Урчал котенок на груди Нефедова. В комнате Влада еле слышно работал радиоприемник, и чистая, светлая музыка разбавляла тишину.
23 градуса по Цельсию
– Товарищи! – Оратор поднял лысую голову над конторкой-трибуной. – Товарищи! Разрешите поздравить вас…
– Ну, мля, смотри, с-сэка, гладкий какой! – донесся до Нефедова и Зубаткина, сидевших в восьмом ряду зала Дома творчества, шепоток сзади. – А я, мля, когда в партию пришел вступать, он же, с-сэка, и ну меня пытать, какой, блин, да какой, понял, съезд, на фуй, да конференция, понял? Н-ну, с-сэка, а я ему – да мне, мол, на фуй в шахте ваши съезды не нужны! – Н-ну, с-сэка, чё тут началось! Так и не приняли, на фуй. Одно хорошо – на цугундер не тягали…
– Шахтерский труд, товарищи, – доносилось между тем из президиума, – это, товарищи, героизм! Это, товарищи, подвиг!
– Да чё там, Петро, знамо дело, – подхватил сзади невидимый его собеседник, – им на сцене чуфариться, нам в забое околевать! И через паузу: – Пошли, што ли? Ну ево на фуй… А чё, уже наливают, что ли?
– Да ты чё, Петро?! И не закрывали с утра…
– Н-ну! – приятно изумился Петро. – Дак што ж мы тут-та? А ну, айда, на фуй!
И стулья заскрипели облегченно.
На сцене, за длинным столом, крытым кумачом, за бутылками с ессентуками да боржоми, перед блокнотами-девственниками и ручками с надписью «Алмаз – навсегда» сидели уважаемые в городе люди – мэр, военком, строители, главмент, летуны, шахтеры.

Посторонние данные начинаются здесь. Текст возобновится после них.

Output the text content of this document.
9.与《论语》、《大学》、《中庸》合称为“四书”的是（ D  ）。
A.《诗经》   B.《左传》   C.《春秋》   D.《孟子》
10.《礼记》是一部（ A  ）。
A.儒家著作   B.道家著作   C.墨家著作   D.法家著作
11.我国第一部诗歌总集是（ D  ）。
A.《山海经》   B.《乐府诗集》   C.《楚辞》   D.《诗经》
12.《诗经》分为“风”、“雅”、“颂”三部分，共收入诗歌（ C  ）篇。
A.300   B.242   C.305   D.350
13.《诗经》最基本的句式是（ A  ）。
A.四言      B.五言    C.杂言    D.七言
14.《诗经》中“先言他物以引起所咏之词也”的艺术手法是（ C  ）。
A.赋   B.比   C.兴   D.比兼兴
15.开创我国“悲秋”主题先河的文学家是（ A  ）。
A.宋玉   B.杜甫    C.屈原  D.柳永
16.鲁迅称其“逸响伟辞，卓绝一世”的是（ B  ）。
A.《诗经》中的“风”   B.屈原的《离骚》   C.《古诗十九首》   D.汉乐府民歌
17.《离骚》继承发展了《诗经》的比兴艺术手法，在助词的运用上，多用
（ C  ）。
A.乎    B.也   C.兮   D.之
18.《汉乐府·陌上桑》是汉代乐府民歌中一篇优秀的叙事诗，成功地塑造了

Лица у всех еще не вошли в рамки после Дня строителя, но приходилось терпеть – докладчик, бывший парторг стройтреста, работал теперь в краевой администрации.
– М-м-мля-а-а! – простонал начальник СМУ соседу из МЧС. – Да долго ж он, с-сэка, п…здить-то будет?!
– Как всегда, Иван Митрофаныч, – сдержанно ответил тот. – Да ты не тушуйся, на-ка моего «нарзанчика» хлебни!
И налил соседу из бутылки.
Тот с ненавистью хлебнул, поперхнулся и закашлялся.
Лицо его побагровело, он схватился за горло и, рыча, отплевываясь, хватал воздух, как в петле.
На них стали оглядываться, докладчик недоуменно покосился, прервав речугу.
Но Иван Митрофаныч замахал на него рукой – мол, все, дорогой товарищ, чики-чики, и мало-помалу успокоился.
Складки на его лице понемногу разгладились, глазенки заблестели.
– Ай и волшебный же у тебя нарзан, товарищ полковник! – сипло зашептал он. – Плескани, брат, еще!
– Живая, батенька, вода! – ответил тот и плесканул.
– Золотишко не продашь? – услышал Зубаткин в самом ухе, слева, и вздрогнул всем телом. Он резко обернулся. Прямо в лицо ему, сблизив головы, лыбился сыскарь.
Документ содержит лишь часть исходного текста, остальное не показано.